2024/07/08
By
ModelBox Team
Introduction
OpenAI has introduced SWE-bench Verified, a refined version of the SWE-bench evaluation suite for assessing AI models' software engineering capabilities. This new benchmark consists of 500 human-validated samples, addressing issues such as overly specific unit tests and underspecified problem descriptions found in the original dataset. The creation process involved 93 experienced developers screening 1,699 samples, resulting in the removal of 68.3% of the original data due to various issues. SWE-bench Verified shows improved performance metrics, with GPT-4o achieving a 33.2% success rate, more than double its performance on the original benchmark. This development underscores the importance of continually refining AI evaluation methods and considering external enhancements when assessing model capabilities and potential risks.
Background:
SWE-bench is a popular evaluation suite for assessing large language models' (LLMs) capabilities in software engineering tasks. It challenges AI agents to resolve actual software issues sourced from GitHub by generating appropriate code patches.

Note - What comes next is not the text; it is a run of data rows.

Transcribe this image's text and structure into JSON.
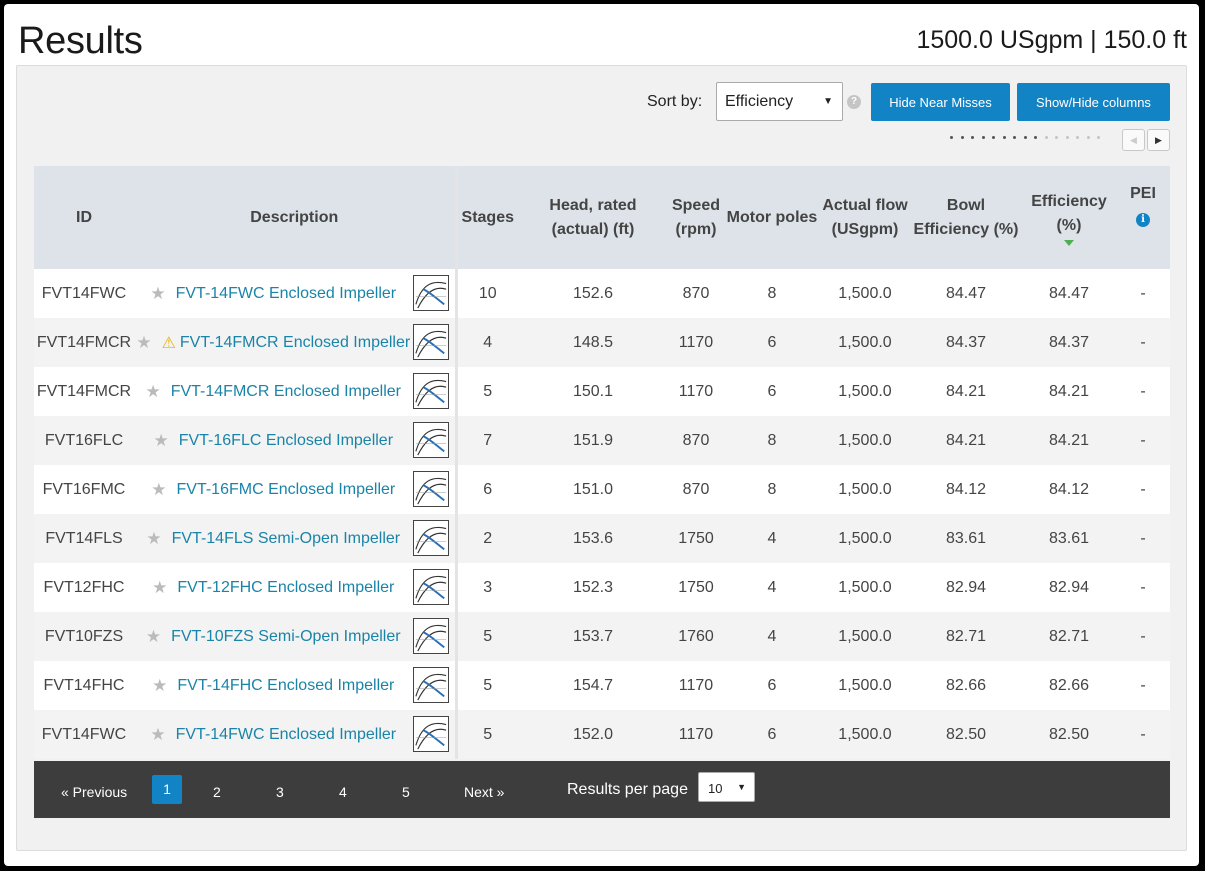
{
  "page": {
    "title": "Results",
    "query_summary": "1500.0 USgpm | 150.0 ft"
  },
  "toolbar": {
    "sort_label": "Sort by:",
    "sort_value": "Efficiency",
    "help_icon": "?",
    "hide_near_misses_label": "Hide Near Misses",
    "show_hide_columns_label": "Show/Hide columns",
    "scroll_left_icon": "chevron-left-icon",
    "scroll_right_icon": "chevron-right-icon"
  },
  "table": {
    "headers": {
      "id": "ID",
      "description": "Description",
      "stages": "Stages",
      "head": "Head, rated (actual) (ft)",
      "speed": "Speed (rpm)",
      "poles": "Motor poles",
      "flow": "Actual flow (USgpm)",
      "bowl_eff": "Bowl Efficiency (%)",
      "eff": "Efficiency (%)",
      "pei": "PEI"
    },
    "sorted_column": "eff",
    "rows": [
      {
        "id": "FVT14FWC",
        "warning": false,
        "desc": "FVT-14FWC Enclosed Impeller",
        "stages": "10",
        "head": "152.6",
        "speed": "870",
        "poles": "8",
        "flow": "1,500.0",
        "bowl": "84.47",
        "eff": "84.47",
        "pei": "-"
      },
      {
        "id": "FVT14FMCR",
        "warning": true,
        "desc": "FVT-14FMCR Enclosed Impeller",
        "stages": "4",
        "head": "148.5",
        "speed": "1170",
        "poles": "6",
        "flow": "1,500.0",
        "bowl": "84.37",
        "eff": "84.37",
        "pei": "-"
      },
      {
        "id": "FVT14FMCR",
        "warning": false,
        "desc": "FVT-14FMCR Enclosed Impeller",
        "stages": "5",
        "head": "150.1",
        "speed": "1170",
        "poles": "6",
        "flow": "1,500.0",
        "bowl": "84.21",
        "eff": "84.21",
        "pei": "-"
      },
      {
        "id": "FVT16FLC",
        "warning": false,
        "desc": "FVT-16FLC Enclosed Impeller",
        "stages": "7",
        "head": "151.9",
        "speed": "870",
        "poles": "8",
        "flow": "1,500.0",
        "bowl": "84.21",
        "eff": "84.21",
        "pei": "-"
      },
      {
        "id": "FVT16FMC",
        "warning": false,
        "desc": "FVT-16FMC Enclosed Impeller",
        "stages": "6",
        "head": "151.0",
        "speed": "870",
        "poles": "8",
        "flow": "1,500.0",
        "bowl": "84.12",
        "eff": "84.12",
        "pei": "-"
      },
      {
        "id": "FVT14FLS",
        "warning": false,
        "desc": "FVT-14FLS Semi-Open Impeller",
        "stages": "2",
        "head": "153.6",
        "speed": "1750",
        "poles": "4",
        "flow": "1,500.0",
        "bowl": "83.61",
        "eff": "83.61",
        "pei": "-"
      },
      {
        "id": "FVT12FHC",
        "warning": false,
        "desc": "FVT-12FHC Enclosed Impeller",
        "stages": "3",
        "head": "152.3",
        "speed": "1750",
        "poles": "4",
        "flow": "1,500.0",
        "bowl": "82.94",
        "eff": "82.94",
        "pei": "-"
      },
      {
        "id": "FVT10FZS",
        "warning": false,
        "desc": "FVT-10FZS Semi-Open Impeller",
        "stages": "5",
        "head": "153.7",
        "speed": "1760",
        "poles": "4",
        "flow": "1,500.0",
        "bowl": "82.71",
        "eff": "82.71",
        "pei": "-"
      },
      {
        "id": "FVT14FHC",
        "warning": false,
        "desc": "FVT-14FHC Enclosed Impeller",
        "stages": "5",
        "head": "154.7",
        "speed": "1170",
        "poles": "6",
        "flow": "1,500.0",
        "bowl": "82.66",
        "eff": "82.66",
        "pei": "-"
      },
      {
        "id": "FVT14FWC",
        "warning": false,
        "desc": "FVT-14FWC Enclosed Impeller",
        "stages": "5",
        "head": "152.0",
        "speed": "1170",
        "poles": "6",
        "flow": "1,500.0",
        "bowl": "82.50",
        "eff": "82.50",
        "pei": "-"
      }
    ]
  },
  "pagination": {
    "previous_label": "« Previous",
    "next_label": "Next »",
    "pages": [
      "1",
      "2",
      "3",
      "4",
      "5"
    ],
    "current_page": "1",
    "results_per_page_label": "Results per page",
    "results_per_page_value": "10"
  },
  "colors": {
    "accent": "#1284c6",
    "link": "#1a84a8",
    "header_bg": "#dde3e8",
    "pager_bg": "#3d3d3d",
    "warning": "#e8b000",
    "sort_indicator": "#4caf50"
  }
}
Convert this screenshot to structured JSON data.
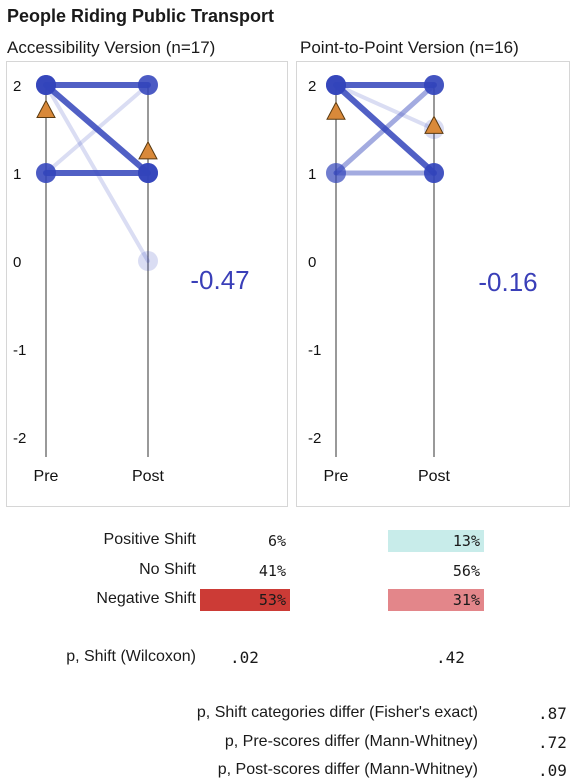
{
  "title": "People Riding Public Transport",
  "chart_data": [
    {
      "type": "line",
      "title": "Accessibility Version (n=17)",
      "x_categories": [
        "Pre",
        "Post"
      ],
      "ylim": [
        -2,
        2
      ],
      "y_ticks": [
        "2",
        "1",
        "0",
        "-1",
        "-2"
      ],
      "mean_shift": "-0.47",
      "transitions": [
        {
          "pre": 2,
          "post": 2,
          "weight": "heavy"
        },
        {
          "pre": 2,
          "post": 1,
          "weight": "heavy"
        },
        {
          "pre": 1,
          "post": 1,
          "weight": "heavy"
        },
        {
          "pre": 1,
          "post": 2,
          "weight": "faint"
        },
        {
          "pre": 2,
          "post": 0,
          "weight": "faint"
        }
      ],
      "means": {
        "pre": 1.71,
        "post": 1.24
      },
      "colors": {
        "line": "#3344bb",
        "mean_marker": "#d9893a"
      }
    },
    {
      "type": "line",
      "title": "Point-to-Point Version (n=16)",
      "x_categories": [
        "Pre",
        "Post"
      ],
      "ylim": [
        -2,
        2
      ],
      "y_ticks": [
        "2",
        "1",
        "0",
        "-1",
        "-2"
      ],
      "mean_shift": "-0.16",
      "transitions": [
        {
          "pre": 2,
          "post": 2,
          "weight": "heavy"
        },
        {
          "pre": 2,
          "post": 1,
          "weight": "heavy"
        },
        {
          "pre": 1,
          "post": 2,
          "weight": "medium"
        },
        {
          "pre": 1,
          "post": 1,
          "weight": "medium"
        },
        {
          "pre": 2,
          "post": 1.5,
          "weight": "faint"
        }
      ],
      "means": {
        "pre": 1.69,
        "post": 1.53
      },
      "colors": {
        "line": "#3344bb",
        "mean_marker": "#d9893a"
      }
    }
  ],
  "shift_table": {
    "rows": [
      {
        "label": "Positive Shift",
        "left": "6%",
        "right": "13%",
        "left_bg": "",
        "right_bg": "#c8ecea"
      },
      {
        "label": "No Shift",
        "left": "41%",
        "right": "56%",
        "left_bg": "",
        "right_bg": ""
      },
      {
        "label": "Negative Shift",
        "left": "53%",
        "right": "31%",
        "left_bg": "#cc3b36",
        "right_bg": "#e3868a"
      }
    ],
    "wilcoxon_label": "p, Shift (Wilcoxon)",
    "wilcoxon_left": ".02",
    "wilcoxon_right": ".42"
  },
  "comparisons": [
    {
      "label": "p, Shift categories differ (Fisher's exact)",
      "value": ".87"
    },
    {
      "label": "p, Pre-scores differ (Mann-Whitney)",
      "value": ".72"
    },
    {
      "label": "p, Post-scores differ (Mann-Whitney)",
      "value": ".09"
    }
  ]
}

While the benchmark has shown promising results, with top-scoring agents achieving 20% on SWE-bench and 43% on SWE-bench Lite, our internal testing revealed some limitations that could lead to underestimating models' true capabilities.
Key Issues Addressed:
Overly specific or unrelated unit tests
Underspecified issue descriptions
Difficulties in setting up reliable development environments
SWE-bench Verified: A Collaborative Effort
In collaboration with the original SWE-bench authors, we've developed SWE-bench Verified to address these concerns. This refined dataset consists of 500 samples that have been carefully screened by professional software developers. The new benchmark offers several improvements:
Better-specified tasks and issue descriptions
More appropriate unit tests for solution evaluation
A new Docker-based evaluation harness for easier and more reliable testing
Methodology:
Our team worked with 93 experienced Python developers to manually review 1,699 random samples from the original SWE-bench test set. Each sample was annotated by three separate developers to ensure high quality and consistency. The annotation process focused on two main criteria:
The clarity and specificity of the issue description
The validity of the FAIL_TO_PASS unit tests
Samples were rated on a scale of 0-3 for each criterion, with 2 and 3 indicating severe issues that warranted removal from the dataset.
Results and Impact:
The annotation process revealed that 38.3% of samples had underspecified problem statements, and 61.1% had unit tests that could unfairly mark valid solutions as incorrect. Overall, 68.3% of the original SWE-bench samples were filtered out due to various issues.
Performance on SWE-bench Verified:
Initial testing with GPT-4o using various open-source scaffolds showed significant improvements in performance:
GPT-4o's performance reached 33.2% on SWE-bench Verified, more than doubling its previous score of 16% on the original SWE-bench.
Performance improvements were observed across different difficulty levels, indicating that the new benchmark better represents model capabilities rather than simply shifting towards easier tasks.
Implications and Future Directions:
The development of SWE-bench Verified highlights several important considerations for AI evaluation:
The need for in-depth understanding and continuous refinement of benchmarks
The importance of accounting for ecosystem progress, including advancements in model scaffolding
Awareness of inherent limitations in static dataset-based evaluations
Conclusion:
SWE-bench Verified represents a significant step forward in accurately assessing AI models' software engineering capabilities. By addressing key limitations of the original benchmark, it provides a more reliable tool for tracking progress in this critical area of AI development. As we continue to advance towards more capable AI systems, the need for robust, well-calibrated evaluations becomes increasingly important.
The SWE-bench Verified dataset, along with the full set of annotations and the annotation rubric, are now available for download and use by the AI research community.